Tax: Sales & Use Tax
Statute: G.S. 90-151.1, G.S. 105-164.4, G.S. 105-164.13(13c), G.S. 105-164.22, .23, and .24, and G.S. 105-164.28
Issued By: Sales and Use Tax Division
Date:October 29, 1998
Revised: December 6, 2013
This Directive clarifies the application of sales and use tax to sales and purchases by chiropractors of nutritional supplements and other items and the proper use by chiropractors of the Certificate of Resale, Form E-590. If you have questions about this Directive, you may call the Office Services Division, Taxpayer Assistance Section of the North Carolina Department of Revenue, at (919) 733-3661. You may also write to the Division at P.O. Box 25000, Raleigh, N.C. 27602.
Effective January 1, 2014, G.S. 105-164.13(13c) is repealed. Sales of nutritional supplements sold by a chiropractic physician at a chiropractic office to a patient as part of a patient’s plan of treatment are subject to the 4.75% general State and applicable local and transit rates of sales and use tax. The 1997 General Assembly enacted Senate Bill 374 as Chapter 369 of the Session Laws. Entitled "An Act To Exempt From Sales and Use Tax Nutritional Supplements Sold by Chiropractors," the act made the following changes in the General Statutes effective October 1, 1997:
- G.S. 90-151.1 was enacted as follows: "A chiropractic physician may sell nutritional supplements at a chiropractic office to a patient as part of the patient's plan of treatment but may not otherwise sell nutritional supplements at a chiropractic office. A chiropractic physician who sells nutritional supplements to a patient must keep a record of the sale that complies with G.S. 105-164.24, except that the record may not disclose the name of the patient."
- G.S. 105-164.13(13c) was enacted to provide an exemption from sales and use tax for "Nutritional supplements sold by a chiropractic physician at a chiropractic office to a patient as part of the patient's plan of treatment, as authorized by G.S. 90-151.1."
A chiropractor may sell nutritional supplements at the chiropractor's office as part of a patient's plan of treatment and may use nutritional supplements in treating patients at the office. A chiropractor who sells nutritional supplements is a retailer and must obtain a Merchants Certificate of Registration from the Department for a fee of $15.00. The Certificate of Registration bears the retailer's sales and use tax account ID number.
A chiropractor who purchases nutritional supplements that will be resold should give a Certificate of Resale, Form E-590, to the supplier. The Certificate of Resale is the authorization for the supplier to not charge the chiropractor any tax on the sale. The Certificate of Resale must show the chiropractor's sales and use tax account ID number. When a chiropractor issues a Certificate of Resale for a purchase of nutritional supplements, the chiropractor assumes liability for any sales tax that is due on the chiropractor's subsequent sale of the supplements. If the chiropractor's sale of the supplements meets the conditions provided in G.S. 105-164.13(13c), the sale is exempt.
A chiropractor who uses nutritional supplements in treating patients instead of selling the supplements is liable for sales or use tax on the supplements. When the tax is payable depends on whether the chiropractor both sells and uses nutritional supplements. A chiropractor who both sells and uses nutritional supplements should purchase all supplements with a Certificate of Resale and then submit use tax to the Department on the supplements used instead of sold. A chiropractor who uses nutritional supplements but does not sell them should pay sales tax to the supplier on supplements purchased from a North Carolina retailer or from an out-of-State retailer registered to collect North Carolina sales tax and should pay use tax directly to the Department on supplements purchased from an out-of-State retailer who is not registered to collect North Carolina sales tax.
The sale of an item by a chiropractor is taxable unless the law exempts the sale from tax.

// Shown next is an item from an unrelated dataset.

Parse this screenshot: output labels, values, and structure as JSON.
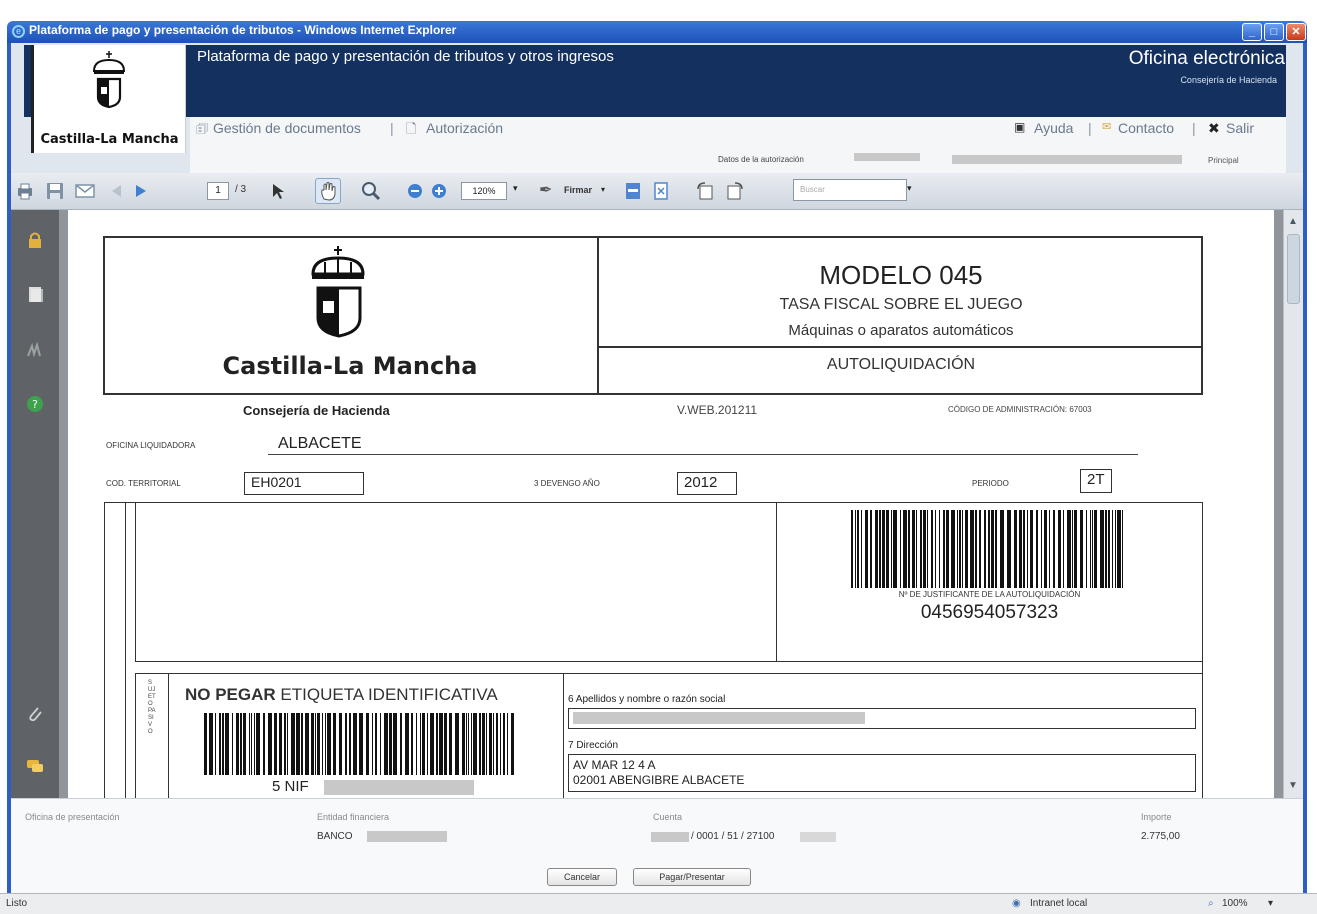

Sales of other items such as pillows, videos, and books are subject to the tax. Orthopedic appliances designed to be worn by the purchaser or user, such as cervical neck collars and spinal braces, are statutorily exempt from tax. Section .3301 of the Sales and Use Tax Administrative Rules and Section 13 of the Sales and Use Tax Technical Bulletins provide additional information on orthopedic appliances.
A chiropractor is responsible for remitting use tax to the Department on taxable tangible personal property purchased for use in North Carolina from an out-of-State retailer who is not registered to collect North Carolina sales tax. Examples of taxable property are computers, office and janitorial supplies, and other office equipment and fixtures.

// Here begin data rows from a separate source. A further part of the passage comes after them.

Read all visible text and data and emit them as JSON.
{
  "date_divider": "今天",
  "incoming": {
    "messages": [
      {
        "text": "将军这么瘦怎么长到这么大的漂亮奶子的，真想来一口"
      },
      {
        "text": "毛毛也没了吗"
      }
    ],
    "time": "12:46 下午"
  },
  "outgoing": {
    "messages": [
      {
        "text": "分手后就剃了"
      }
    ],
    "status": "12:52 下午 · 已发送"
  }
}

A chiropractor must keep records of receipts from both taxable and nontaxable sales, purchases, and other information required to determine the amount of tax due. These records must be kept in a manner that can easily and conveniently be reviewed by the Secretary of Revenue or the Secretary's agent. The records must be kept for three years and must be available for review during all reasonable hours of the day. If documentation is not available to support an exempt sale, the chiropractor will be liable for sales tax on the sale.